Return any permutation A of [0, 1, ..., N] such that for all i = 0, ..., N-1:

• If S[i] == "I", then A[i] < A[i+1]
• If S[i] == "D", then A[i] > A[i+1]

Example 1:

Input: "IDID"
Output: [0,4,1,3,2]

Example 2:

Input: "III"
Output: [0,1,2,3]

Note:

1. 1 <= S.length <= 10000
2. S only contains characters "I" or "D".

Analysis of Title：

If S[i] == "I", then A[i] < A[i+1]　　It means when get a 'I' then in here is a smaller and the next is bigger.

If S[i] == "D", then A[i] > A[i+1]　　In the similar way.

Test case：

"IDID"

Python：

ps: A simple way is "for : If I then get 0,0+1; If D then get len(S),len(S)-1"

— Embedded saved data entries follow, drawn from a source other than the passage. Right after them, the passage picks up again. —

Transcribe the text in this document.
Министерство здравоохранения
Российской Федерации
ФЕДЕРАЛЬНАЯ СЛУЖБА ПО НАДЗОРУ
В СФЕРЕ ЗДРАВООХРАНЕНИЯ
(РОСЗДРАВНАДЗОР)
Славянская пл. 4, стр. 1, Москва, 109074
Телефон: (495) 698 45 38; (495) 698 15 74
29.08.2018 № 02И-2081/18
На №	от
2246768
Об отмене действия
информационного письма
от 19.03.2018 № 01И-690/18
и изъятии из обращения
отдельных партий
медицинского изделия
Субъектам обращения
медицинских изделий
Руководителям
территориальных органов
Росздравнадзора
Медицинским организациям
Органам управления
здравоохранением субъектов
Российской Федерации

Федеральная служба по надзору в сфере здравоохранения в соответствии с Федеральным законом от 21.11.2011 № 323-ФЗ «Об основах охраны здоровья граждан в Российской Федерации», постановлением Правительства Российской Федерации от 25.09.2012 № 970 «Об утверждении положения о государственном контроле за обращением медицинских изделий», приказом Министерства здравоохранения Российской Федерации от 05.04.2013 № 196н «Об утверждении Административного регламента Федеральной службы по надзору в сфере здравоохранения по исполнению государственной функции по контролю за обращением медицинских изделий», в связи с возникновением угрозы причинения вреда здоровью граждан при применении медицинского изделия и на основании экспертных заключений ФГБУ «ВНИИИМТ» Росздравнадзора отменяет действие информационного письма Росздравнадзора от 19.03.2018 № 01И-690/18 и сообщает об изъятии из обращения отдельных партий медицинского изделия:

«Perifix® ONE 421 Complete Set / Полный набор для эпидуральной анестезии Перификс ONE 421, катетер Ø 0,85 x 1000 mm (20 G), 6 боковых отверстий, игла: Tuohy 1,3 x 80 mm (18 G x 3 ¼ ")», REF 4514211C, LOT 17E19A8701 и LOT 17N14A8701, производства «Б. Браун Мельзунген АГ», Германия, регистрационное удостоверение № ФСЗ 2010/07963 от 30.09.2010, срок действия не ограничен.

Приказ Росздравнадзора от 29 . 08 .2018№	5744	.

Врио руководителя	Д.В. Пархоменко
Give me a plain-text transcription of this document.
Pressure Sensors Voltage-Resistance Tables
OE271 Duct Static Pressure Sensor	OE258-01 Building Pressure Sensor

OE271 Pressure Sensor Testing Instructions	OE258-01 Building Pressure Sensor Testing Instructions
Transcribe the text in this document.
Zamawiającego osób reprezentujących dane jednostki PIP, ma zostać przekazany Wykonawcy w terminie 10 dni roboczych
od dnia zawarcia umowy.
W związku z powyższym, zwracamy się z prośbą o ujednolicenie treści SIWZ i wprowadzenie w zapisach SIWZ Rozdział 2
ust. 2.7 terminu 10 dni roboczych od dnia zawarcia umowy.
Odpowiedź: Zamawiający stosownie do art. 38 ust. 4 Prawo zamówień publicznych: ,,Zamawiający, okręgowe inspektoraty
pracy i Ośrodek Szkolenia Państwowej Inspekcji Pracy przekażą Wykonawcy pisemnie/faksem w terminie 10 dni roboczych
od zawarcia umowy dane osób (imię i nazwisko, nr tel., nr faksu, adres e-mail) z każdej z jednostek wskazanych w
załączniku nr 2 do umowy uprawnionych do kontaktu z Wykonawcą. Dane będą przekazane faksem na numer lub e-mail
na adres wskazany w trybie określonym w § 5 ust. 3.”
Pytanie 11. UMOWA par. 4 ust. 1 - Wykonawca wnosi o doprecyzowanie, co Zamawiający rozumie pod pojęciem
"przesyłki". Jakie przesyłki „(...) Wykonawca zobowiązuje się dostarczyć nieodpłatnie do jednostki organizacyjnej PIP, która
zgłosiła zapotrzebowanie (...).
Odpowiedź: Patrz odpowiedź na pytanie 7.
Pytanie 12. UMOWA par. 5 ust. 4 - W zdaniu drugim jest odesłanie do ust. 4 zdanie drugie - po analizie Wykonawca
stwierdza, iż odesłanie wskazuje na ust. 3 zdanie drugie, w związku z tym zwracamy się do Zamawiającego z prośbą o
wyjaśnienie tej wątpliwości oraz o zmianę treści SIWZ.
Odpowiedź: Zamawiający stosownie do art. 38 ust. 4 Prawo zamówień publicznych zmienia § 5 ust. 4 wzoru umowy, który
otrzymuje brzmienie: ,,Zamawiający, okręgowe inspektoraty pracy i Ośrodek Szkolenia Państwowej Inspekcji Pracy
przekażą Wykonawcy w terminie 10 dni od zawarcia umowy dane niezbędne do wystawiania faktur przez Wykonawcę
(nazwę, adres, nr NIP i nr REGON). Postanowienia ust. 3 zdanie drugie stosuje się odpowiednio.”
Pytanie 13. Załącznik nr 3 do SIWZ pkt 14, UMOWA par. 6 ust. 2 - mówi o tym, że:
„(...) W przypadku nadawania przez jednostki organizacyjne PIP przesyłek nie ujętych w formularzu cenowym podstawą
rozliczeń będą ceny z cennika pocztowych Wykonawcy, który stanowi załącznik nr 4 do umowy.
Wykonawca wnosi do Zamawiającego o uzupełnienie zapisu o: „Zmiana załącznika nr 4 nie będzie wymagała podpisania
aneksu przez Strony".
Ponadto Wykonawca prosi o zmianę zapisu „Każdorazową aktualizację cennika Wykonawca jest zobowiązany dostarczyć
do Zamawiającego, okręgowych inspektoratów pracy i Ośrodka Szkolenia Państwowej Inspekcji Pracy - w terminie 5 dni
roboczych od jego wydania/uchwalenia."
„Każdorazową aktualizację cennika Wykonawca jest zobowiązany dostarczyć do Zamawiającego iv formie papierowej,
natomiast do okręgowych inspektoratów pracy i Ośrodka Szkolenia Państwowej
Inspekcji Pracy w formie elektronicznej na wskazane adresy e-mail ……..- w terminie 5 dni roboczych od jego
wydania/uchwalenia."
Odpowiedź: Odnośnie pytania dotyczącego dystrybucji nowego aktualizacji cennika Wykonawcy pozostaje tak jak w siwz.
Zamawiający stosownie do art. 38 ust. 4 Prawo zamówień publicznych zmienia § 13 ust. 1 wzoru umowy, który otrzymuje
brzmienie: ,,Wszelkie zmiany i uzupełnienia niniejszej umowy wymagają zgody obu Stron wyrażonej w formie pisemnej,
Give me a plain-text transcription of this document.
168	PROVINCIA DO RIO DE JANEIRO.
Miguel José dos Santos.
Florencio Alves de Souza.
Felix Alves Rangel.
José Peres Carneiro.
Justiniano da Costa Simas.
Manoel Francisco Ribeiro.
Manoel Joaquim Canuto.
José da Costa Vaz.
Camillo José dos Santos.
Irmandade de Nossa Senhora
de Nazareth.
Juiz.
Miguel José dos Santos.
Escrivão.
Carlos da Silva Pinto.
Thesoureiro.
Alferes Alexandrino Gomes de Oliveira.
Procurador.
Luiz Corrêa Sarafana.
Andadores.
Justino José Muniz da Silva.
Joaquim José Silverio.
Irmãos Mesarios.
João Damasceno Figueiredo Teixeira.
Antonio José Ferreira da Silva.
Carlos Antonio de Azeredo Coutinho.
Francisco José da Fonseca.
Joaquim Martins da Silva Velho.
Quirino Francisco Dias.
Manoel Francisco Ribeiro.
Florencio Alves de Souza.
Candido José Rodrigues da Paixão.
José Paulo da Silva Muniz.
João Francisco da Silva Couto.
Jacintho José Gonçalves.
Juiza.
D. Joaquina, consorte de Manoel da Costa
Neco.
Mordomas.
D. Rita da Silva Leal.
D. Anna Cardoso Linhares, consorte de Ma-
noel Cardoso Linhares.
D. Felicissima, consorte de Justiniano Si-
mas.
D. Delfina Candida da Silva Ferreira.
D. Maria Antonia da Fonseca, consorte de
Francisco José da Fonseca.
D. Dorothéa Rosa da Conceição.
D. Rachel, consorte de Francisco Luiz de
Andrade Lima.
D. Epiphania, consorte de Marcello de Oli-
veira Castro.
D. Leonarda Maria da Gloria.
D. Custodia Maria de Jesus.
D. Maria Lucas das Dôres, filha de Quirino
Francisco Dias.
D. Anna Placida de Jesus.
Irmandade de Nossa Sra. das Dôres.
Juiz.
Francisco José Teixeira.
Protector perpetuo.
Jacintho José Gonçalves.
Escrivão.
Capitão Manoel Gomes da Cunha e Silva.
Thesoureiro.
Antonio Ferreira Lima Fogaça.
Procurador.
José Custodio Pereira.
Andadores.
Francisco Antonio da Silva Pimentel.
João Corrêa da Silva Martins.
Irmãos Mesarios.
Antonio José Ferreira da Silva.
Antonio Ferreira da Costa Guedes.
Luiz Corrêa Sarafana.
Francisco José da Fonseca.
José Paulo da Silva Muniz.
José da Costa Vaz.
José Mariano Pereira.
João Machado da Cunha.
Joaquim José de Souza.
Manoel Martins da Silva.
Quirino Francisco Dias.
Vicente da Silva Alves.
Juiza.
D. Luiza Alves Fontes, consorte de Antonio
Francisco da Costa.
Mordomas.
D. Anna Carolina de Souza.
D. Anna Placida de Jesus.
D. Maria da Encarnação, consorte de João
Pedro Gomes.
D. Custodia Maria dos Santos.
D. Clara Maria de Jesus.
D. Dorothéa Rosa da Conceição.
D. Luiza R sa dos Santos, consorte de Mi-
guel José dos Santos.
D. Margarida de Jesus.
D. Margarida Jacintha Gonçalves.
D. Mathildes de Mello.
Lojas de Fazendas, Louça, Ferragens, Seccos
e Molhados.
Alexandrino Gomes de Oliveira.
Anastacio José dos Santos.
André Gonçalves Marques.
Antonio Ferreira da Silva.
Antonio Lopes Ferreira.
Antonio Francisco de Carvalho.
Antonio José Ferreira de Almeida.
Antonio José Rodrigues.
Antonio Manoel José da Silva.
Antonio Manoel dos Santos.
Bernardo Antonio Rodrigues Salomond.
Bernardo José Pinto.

But I want to learn another method of deque.

class Solution(object):
　　def diStringMatch(self, S):
　　"""
　　:type S: str
　　:rtype: List[int]
　　"""
　　from collections import deque

　　table = deque(range(len(S)+1)) #创建双端队列可迭代对象,数据包括 0~len(S)+1
　　res = []
　　for s in S:
　　　　if s=='I':
　　　　　　res.append(table.popleft()) #若为I，加入左边（小）
　　　　else:
　　　　　　res.append(table.pop()) #若为D，加入右边（大）
　　res.append(table.pop()) #把最后一个加进去，输出比输入多一位
　　return res

Analysis of Code：

All the analysis is already in the Title.